Terrifically slow scheduling and subsequent code generation for kernels with many inames
Some of the kernels we're making in tsfc/firedrake have many inames. I've attached a (py3k) pickled simple case.
I got bored trying to schedule this kernel (a simpler case that scheduled ok, I got bored in generate_code_v2
). I did a bit of profiling, for this kernel, it takes a long time to even get through the pre-scheduling checks. In particular, check_bounds
takes a terribly long time.
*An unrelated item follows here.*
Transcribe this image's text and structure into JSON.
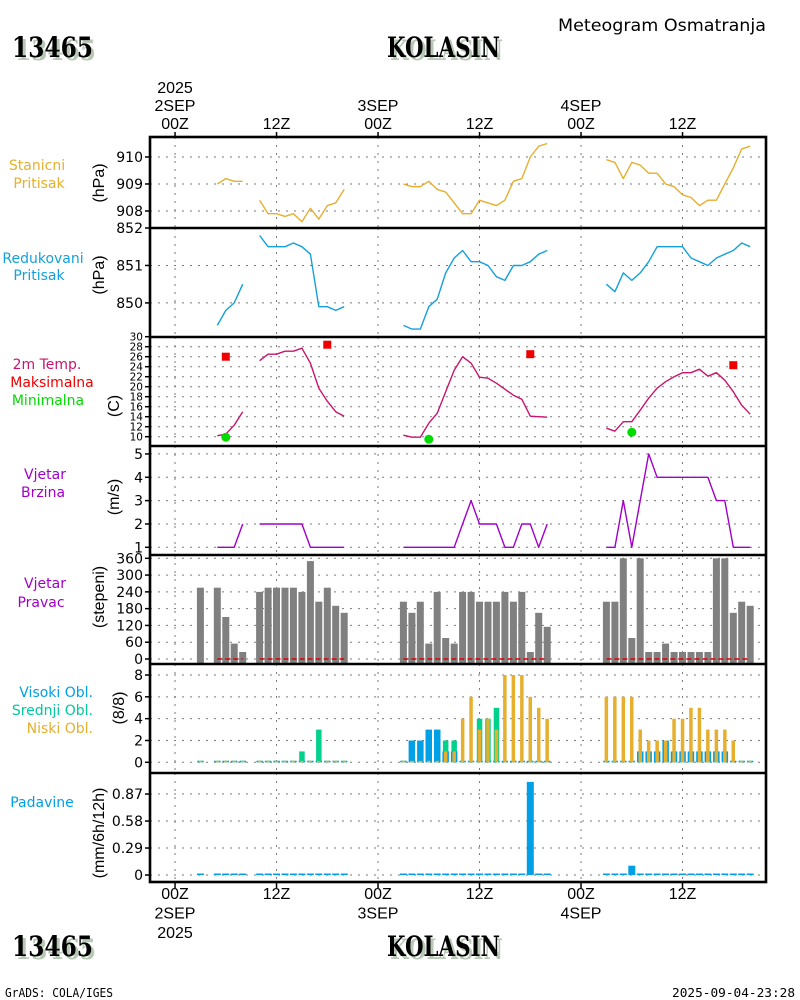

A large part of this appears to be spent in get_access_range
, and in particular, turning the access_map
into a range with access_map.range()
.
For example, computing the bounds check for the final (write-back) instruction takes around 4 seconds on my machine.
This is what I did:
The pickled kernel is: foo
import pickle
import loopy as lp
from loopy.symbolic import IdentityMapper
from loopy.symbolic import get_access_range
import timeit
class Collector(IdentityMapper):
def __init__(self):
super().__init__()
self.collected = []
def map_subscript(self, expr):
self.rec(expr.aggregate)
self.collected.append(expr.index)
collector = Collector()
with open("foo", "rb") as f:
knl = pickle.loads(f.read())
domain = knl.domains[0]
assumptions = knl.assumptions
subscripts = collector(knl.instructions[-1].expression)
%timeit list(get_access_range(domain, s, assumptions) for s in subscripts)
=> 3.98 s ± 54.5 ms per loop (mean ± std. dev. of 7 runs, 1 loop each)
I didn't dig as deeply into why the codegen itself was slow.